U.N. Human Rights Council needs to keep an eye on Burma
October 25, 2013
ON THURSDAY the United Nations’ designated human rights envoy to Burma will present to the General Assembly the final report of his six-year term. Tomás Ojea Quintana, a lawyer from Argentina, will celebrate the improvements he has seen over the course of hiseight visits to the Southeast Asian nation also known as Myanmar. But he also will describe how far the nation of some 50 million people needs to go. The United Nations, like the United States, should heed his message and continue to encourage Burma toward freedom and democracy.
Progress has been remarkable in what was until recently one of the most repressive regimes in the world. Hundreds of political prisoners have been freed. Independent media have sprung up. The political opposition, led by Nobel Peace Prize winner Aung San Suu Kyi, has been allowed partway into government.

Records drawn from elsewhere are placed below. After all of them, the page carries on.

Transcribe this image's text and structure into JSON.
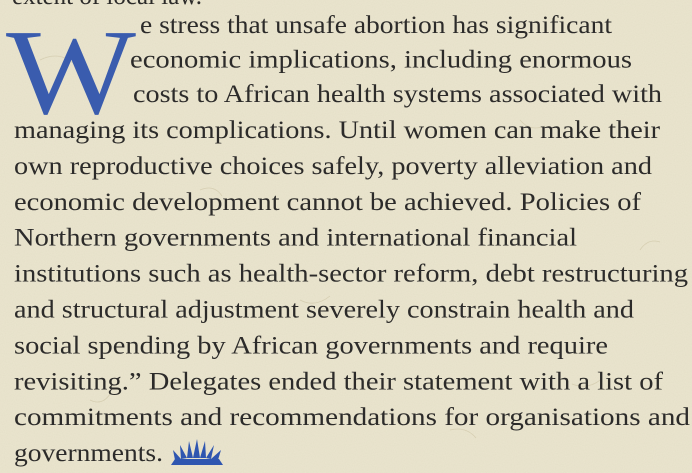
{
  "top_fragment": "extent of local law.",
  "drop_cap": "W",
  "lines": [
    "e stress that unsafe abortion has significant",
    "economic implications, including enormous",
    "costs to African health systems associated with",
    "managing its complications. Until women can make their",
    "own reproductive choices safely, poverty alleviation and",
    "economic development cannot be achieved. Policies of",
    "Northern governments and international financial",
    "institutions such as health-sector reform, debt restructuring",
    "and structural adjustment severely constrain health and",
    "social spending by African governments and require",
    "revisiting.” Delegates ended their statement with a list of",
    "commitments and recommendations for organisations and",
    "governments."
  ]
}
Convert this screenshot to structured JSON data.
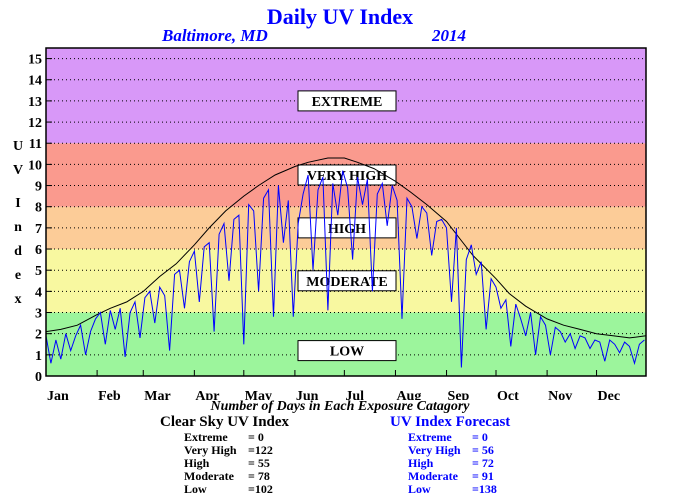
{
  "header": {
    "title": "Daily UV Index",
    "location": "Baltimore, MD",
    "year": "2014"
  },
  "chart_data": {
    "type": "line",
    "title": "Daily UV Index",
    "ylabel": "U V  I n d e x",
    "xlabel": "",
    "ylim": [
      0,
      15
    ],
    "yticks": [
      "0",
      "1",
      "2",
      "3",
      "4",
      "5",
      "6",
      "7",
      "8",
      "9",
      "10",
      "11",
      "12",
      "13",
      "14",
      "15"
    ],
    "xticks": [
      "Jan",
      "Feb",
      "Mar",
      "Apr",
      "May",
      "Jun",
      "Jul",
      "Aug",
      "Sep",
      "Oct",
      "Nov",
      "Dec"
    ],
    "grid": true,
    "bands": [
      {
        "label": "LOW",
        "from": 0,
        "to": 3,
        "color": "#9cf59c"
      },
      {
        "label": "MODERATE",
        "from": 3,
        "to": 6,
        "color": "#f8f8a0"
      },
      {
        "label": "HIGH",
        "from": 6,
        "to": 8,
        "color": "#fccc98"
      },
      {
        "label": "VERY HIGH",
        "from": 8,
        "to": 11,
        "color": "#fa9a8e"
      },
      {
        "label": "EXTREME",
        "from": 11,
        "to": 15.5,
        "color": "#d898f8"
      }
    ],
    "series": [
      {
        "key": "clear_sky",
        "color": "#000000",
        "x": [
          1,
          10,
          20,
          32,
          40,
          50,
          60,
          70,
          80,
          91,
          100,
          110,
          121,
          130,
          140,
          152,
          160,
          172,
          182,
          190,
          200,
          213,
          222,
          232,
          244,
          252,
          260,
          274,
          282,
          292,
          305,
          315,
          325,
          335,
          345,
          355,
          365
        ],
        "y": [
          2.1,
          2.2,
          2.4,
          2.9,
          3.2,
          3.5,
          4.0,
          4.7,
          5.3,
          6.2,
          7.0,
          7.8,
          8.5,
          9.0,
          9.5,
          9.9,
          10.1,
          10.3,
          10.3,
          10.1,
          9.8,
          9.2,
          8.7,
          8.1,
          7.3,
          6.5,
          5.7,
          4.6,
          3.9,
          3.3,
          2.7,
          2.4,
          2.2,
          2.0,
          1.9,
          1.8,
          1.9
        ]
      },
      {
        "key": "forecast",
        "color": "#0000ff",
        "x": [
          1,
          4,
          7,
          10,
          13,
          16,
          19,
          22,
          25,
          28,
          31,
          34,
          37,
          40,
          43,
          46,
          49,
          52,
          55,
          58,
          61,
          64,
          67,
          70,
          73,
          76,
          79,
          82,
          85,
          88,
          91,
          94,
          97,
          100,
          103,
          106,
          109,
          112,
          115,
          118,
          121,
          124,
          127,
          130,
          133,
          136,
          139,
          142,
          145,
          148,
          151,
          154,
          157,
          160,
          163,
          166,
          169,
          172,
          175,
          178,
          181,
          184,
          187,
          190,
          193,
          196,
          199,
          202,
          205,
          208,
          211,
          214,
          217,
          220,
          223,
          226,
          229,
          232,
          235,
          238,
          241,
          244,
          247,
          250,
          253,
          256,
          259,
          262,
          265,
          268,
          271,
          274,
          277,
          280,
          283,
          286,
          289,
          292,
          295,
          298,
          301,
          304,
          307,
          310,
          313,
          316,
          319,
          322,
          325,
          328,
          331,
          334,
          337,
          340,
          343,
          346,
          349,
          352,
          355,
          358,
          361,
          364
        ],
        "y": [
          1.9,
          0.6,
          1.7,
          0.8,
          2.0,
          1.2,
          1.9,
          2.4,
          1.0,
          2.1,
          2.7,
          3.0,
          1.5,
          3.1,
          2.2,
          3.2,
          0.9,
          3.0,
          3.5,
          1.8,
          3.7,
          4.0,
          2.5,
          4.2,
          3.8,
          1.2,
          4.8,
          5.0,
          3.2,
          5.4,
          5.9,
          3.5,
          6.1,
          6.3,
          2.1,
          6.7,
          7.2,
          4.5,
          7.4,
          7.6,
          1.5,
          8.1,
          7.8,
          4.0,
          8.4,
          8.8,
          2.8,
          9.0,
          6.3,
          8.3,
          2.8,
          7.2,
          8.6,
          9.5,
          5.0,
          8.8,
          9.4,
          3.1,
          9.1,
          7.6,
          9.7,
          8.9,
          5.5,
          9.4,
          8.1,
          9.3,
          4.0,
          8.6,
          9.1,
          7.1,
          9.0,
          8.3,
          2.7,
          8.4,
          8.0,
          6.5,
          8.0,
          7.7,
          5.7,
          7.3,
          7.4,
          7.0,
          3.5,
          7.0,
          0.4,
          5.5,
          6.2,
          4.8,
          5.4,
          2.2,
          4.6,
          4.2,
          3.2,
          3.6,
          1.4,
          3.4,
          2.7,
          1.9,
          3.0,
          1.0,
          2.8,
          2.4,
          1.0,
          2.3,
          2.1,
          1.6,
          2.0,
          1.3,
          1.9,
          1.8,
          1.3,
          1.7,
          1.6,
          0.7,
          1.7,
          1.5,
          1.1,
          1.6,
          1.4,
          0.6,
          1.5,
          1.7
        ]
      }
    ]
  },
  "footer": {
    "caption": "Number of Days in Each Exposure Catagory",
    "clear_sky": {
      "title": "Clear Sky UV Index",
      "rows": [
        {
          "label": "Extreme",
          "value": "=    0"
        },
        {
          "label": "Very High",
          "value": "=122"
        },
        {
          "label": "High",
          "value": "=  55"
        },
        {
          "label": "Moderate",
          "value": "=  78"
        },
        {
          "label": "Low",
          "value": "=102"
        }
      ]
    },
    "forecast": {
      "title": "UV Index Forecast",
      "rows": [
        {
          "label": "Extreme",
          "value": "=    0"
        },
        {
          "label": "Very High",
          "value": "=  56"
        },
        {
          "label": "High",
          "value": "=  72"
        },
        {
          "label": "Moderate",
          "value": "=  91"
        },
        {
          "label": "Low",
          "value": "=138"
        }
      ]
    }
  }
}
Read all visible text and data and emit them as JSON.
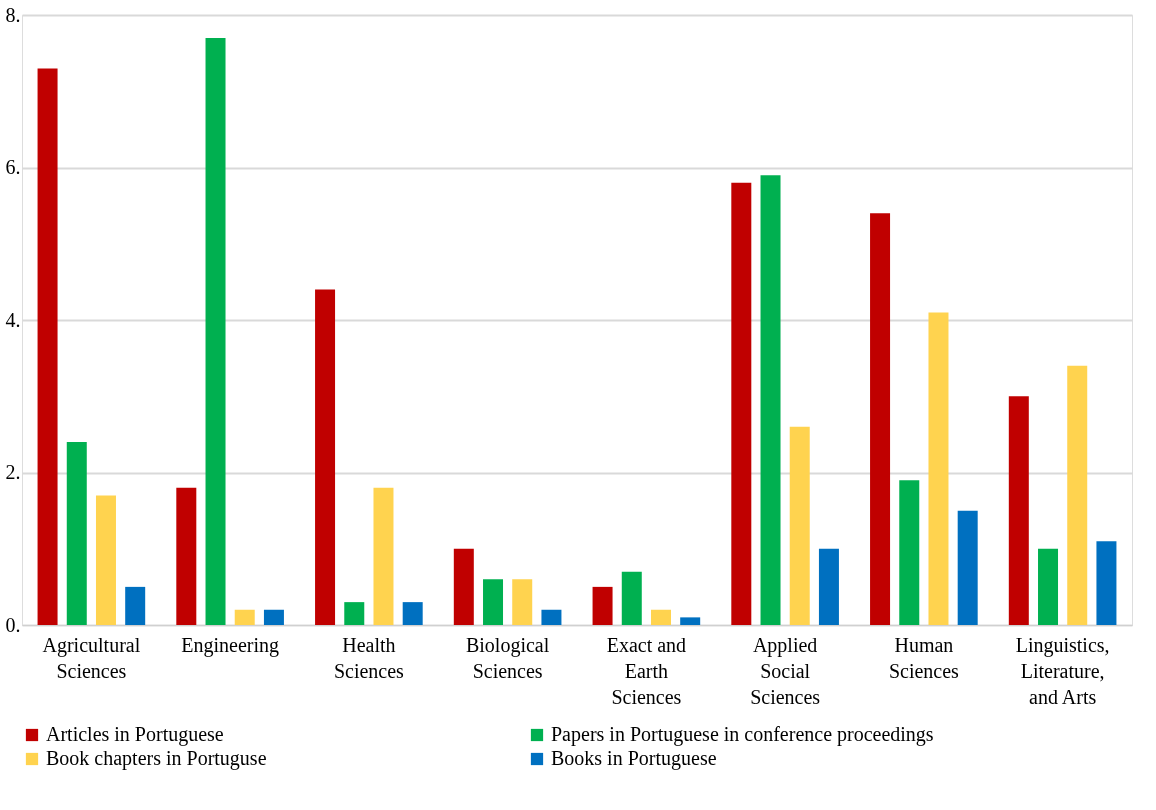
{
  "chart_data": {
    "type": "bar",
    "categories": [
      "Agricultural Sciences",
      "Engineering",
      "Health Sciences",
      "Biological Sciences",
      "Exact and Earth Sciences",
      "Applied Social Sciences",
      "Human Sciences",
      "Linguistics, Literature, and Arts"
    ],
    "series": [
      {
        "name": "Articles in Portuguese",
        "color": "#c00000",
        "values": [
          7.3,
          1.8,
          4.4,
          1.0,
          0.5,
          5.8,
          5.4,
          3.0
        ]
      },
      {
        "name": "Papers in Portuguese in conference proceedings",
        "color": "#00b050",
        "values": [
          2.4,
          7.7,
          0.3,
          0.6,
          0.7,
          5.9,
          1.9,
          1.0
        ]
      },
      {
        "name": "Book chapters in Portuguse",
        "color": "#ffd34f",
        "values": [
          1.7,
          0.2,
          1.8,
          0.6,
          0.2,
          2.6,
          4.1,
          3.4
        ]
      },
      {
        "name": "Books in Portuguese",
        "color": "#0070c0",
        "values": [
          0.5,
          0.2,
          0.3,
          0.2,
          0.1,
          1.0,
          1.5,
          1.1
        ]
      }
    ],
    "ylim": [
      0,
      8
    ],
    "yticks": [
      {
        "value": 0,
        "label": "0."
      },
      {
        "value": 2,
        "label": "2."
      },
      {
        "value": 4,
        "label": "4."
      },
      {
        "value": 6,
        "label": "6."
      },
      {
        "value": 8,
        "label": "8."
      }
    ],
    "grid": "y",
    "legend": "bottom"
  }
}
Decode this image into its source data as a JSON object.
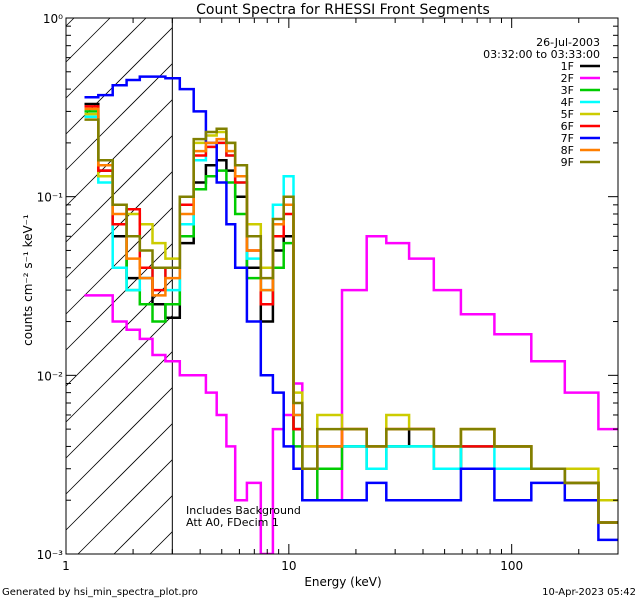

Tentative cease-fire agreements have been signed with leaders of several ethnic groups with whom the regime had warred for decades.
“All of this is very good news,” Mr. Ojea Quintana, officially the special rapporteur on the situation of human rights in Myanmar, told us recently. “At the same time, there are very serious human rights shortcomings, and this is what the international community needs to remember and focus on.”
In some ethnic areas, regime violence continues, and hundreds of thousands of uprooted people remain displaced. There has been no accountability for official crimes of killing, disappearances and torture. Some longtime political prisoners remain in prison; new ones — notably people who have peacefully protested land seizures — have been thrown in jail; and all releases have been conditional. Terrible violence by Buddhists, the majority in Burma, against Muslims has been officially tolerated, if not sanctioned. Many undemocratic laws remain in force, the judiciary is not independent and a promise to allow a U.N. High Commissioner for Human Rights office to open has not been fulfilled. The constitution must be changed if there is any chance of a free and fair election in 2015, which Mr. Ojea Quintana called perhaps the most important question.
The General Assembly, after receiving Mr. Ojea Quintana’s report, will craft a new resolution. It should confirm the importance of U.N. engagement in Burma’s transition. Early next year, the U.N. Human Rights Council will decide whether to appoint a new rapporteur; the answer should clearly be yes.
Mr. Ojea Quintana told us that the reforms initiated by Burma’s longtime military rulers constitute “a transition that intends to bring commercial engagement,” and that the United States and European Union are focused on those commercial opportunities. He said he favors economic development if it proceeds fairly, with benefits widespread. But he said it’s too soon to say whether the transition also will bring democracy. “I would say this is a very good opportunity,” Mr. Ojea Quintana said. “But they will need all of the international community to help.”